UC Santa Barbara
Excited State Dynamics of Isolated Nucleobases and Base Pairs
- Author(s): Siouri, Faady Mohammad
- Advisor(s): de Vries, Mattanjah S
- et al.
Environmental conditions such as solar irradiation can induce biochemical reactions and pose a threat to organic molecules necessary in life. How DNA responds to radiation is relevant to human health because radiation damage can affect genetic propagation and lead to cancer. A detailed photochemistry is unraveled by studying the intrinsic properties of individual DNA/RNA building blocks, followed by extrapolation to larger systems such as base pairs via gas phase laser spectroscopy. Moreover, the photodynamics of nucleobases may further our understanding of prebiotic chemistry and its role in developing life as we know it. Electronic structure and excited state dynamics of nucleobases and base pairs have been studied in the past; however, detailed spectroscopy has not been reported for all of them. Moreover, some nucleobase analogues were never studied in the gas phase. As a result, we attempt to build on what was previously established on nucleobases and base pairs and then take a step further to explore a nucleobase analogue.
This work reports studies of electronic structure and excited state dynamics of biological molecules via resonance-enhanced multiphoton ionization in the gas phase. First, we measured well-resolved vibronic spectra of all the molecules we studied by resonant two-photon ionization.

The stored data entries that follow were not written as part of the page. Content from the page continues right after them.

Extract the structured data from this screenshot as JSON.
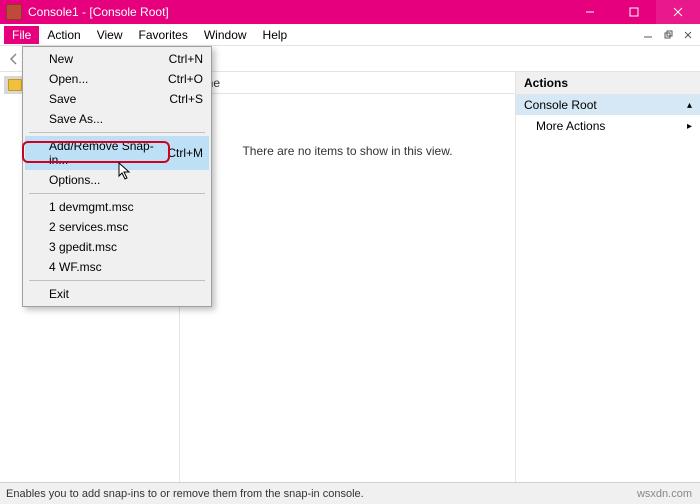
{
  "titlebar": {
    "title": "Console1 - [Console Root]"
  },
  "menubar": {
    "items": [
      "File",
      "Action",
      "View",
      "Favorites",
      "Window",
      "Help"
    ]
  },
  "tree": {
    "root_label": "Console Root"
  },
  "list": {
    "column_header": "Name",
    "empty_text": "There are no items to show in this view."
  },
  "actions": {
    "title": "Actions",
    "subtitle": "Console Root",
    "more": "More Actions"
  },
  "dropdown": {
    "new": {
      "label": "New",
      "shortcut": "Ctrl+N"
    },
    "open": {
      "label": "Open...",
      "shortcut": "Ctrl+O"
    },
    "save": {
      "label": "Save",
      "shortcut": "Ctrl+S"
    },
    "saveas": {
      "label": "Save As..."
    },
    "addremove": {
      "label": "Add/Remove Snap-in...",
      "shortcut": "Ctrl+M"
    },
    "options": {
      "label": "Options..."
    },
    "recent1": {
      "label": "1 devmgmt.msc"
    },
    "recent2": {
      "label": "2 services.msc"
    },
    "recent3": {
      "label": "3 gpedit.msc"
    },
    "recent4": {
      "label": "4 WF.msc"
    },
    "exit": {
      "label": "Exit"
    }
  },
  "statusbar": {
    "text": "Enables you to add snap-ins to or remove them from the snap-in console."
  },
  "watermark": "wsxdn.com"
}
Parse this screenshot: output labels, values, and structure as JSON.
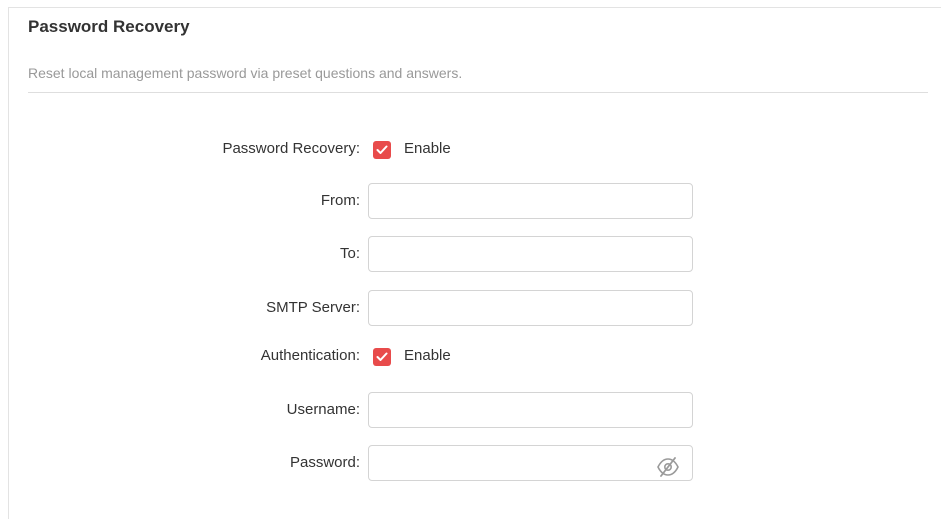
{
  "section": {
    "title": "Password Recovery",
    "description": "Reset local management password via preset questions and answers."
  },
  "form": {
    "password_recovery": {
      "label": "Password Recovery:",
      "checked": true,
      "option_label": "Enable"
    },
    "from": {
      "label": "From:",
      "value": ""
    },
    "to": {
      "label": "To:",
      "value": ""
    },
    "smtp_server": {
      "label": "SMTP Server:",
      "value": ""
    },
    "authentication": {
      "label": "Authentication:",
      "checked": true,
      "option_label": "Enable"
    },
    "username": {
      "label": "Username:",
      "value": ""
    },
    "password": {
      "label": "Password:",
      "value": "",
      "visibility_icon": "eye-slash-icon"
    }
  },
  "colors": {
    "checkbox_accent": "#e84b4b",
    "title_text": "#333333",
    "description_text": "#999999"
  }
}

Then, we performed double-resonance spectroscopy to further elucidate the structure and excited state dynamics of the target molecules. Because biomolecules typically exist in several tautomeric forms which are isolated under gas phase jet-cooled conditions, we used UV-UV double resonance spectroscopy to determine the number of tautomers present and their origins. We used IR-UV double resonance spectroscopy to obtain tautomer-specific IR spectra. We measured excited state lifetimes of tautomer-selected nucleobases by nanosecond and picosecond pump-probe spectroscopy. Using these methods, we were able to draw a new picture for the dynamics of bare nucloebases thymine and uracil in the gas phase. In the gas phase jet expansion, both molecules were present in the keto form and exhibited long lived excited states. These long lived states have been implicated in the formation of DNA photolesions by causing the formation of a cyclobutane pyrimidine dimer, which can lead to cancers such as melanoma and carcinoma. We also determined that replacing the oxygen in guanine with sulfur results in drastically different dynamics due to the heavy atom effect.
With the use of a free-electron laser, we were able to collect IR spectra for multiple base pairs in the far-IR region (<880 cm-1). Although the far IR region has been difficult to access both experimentally and computationally, we were able to structurally characterize the molecules with the help of Born–Oppenheimer Molecular Dynamics (BOMD). This far-IR region yields new information because it is characterized by large-scale delocalized vibrations that cannot be observed in the mid-IR region.
Finally, we used R2PI in combination with supersonic jet cooling and mass spectrometry to examine archaeological samples. We studies organic residues within pottery sherds from Maya vessels (600−900 CE) and Mississippian vessels (1100−1200 CE), successfully detecting three molecular markers, caffeine, theobromine, and theophylline, associated with the use of cacao.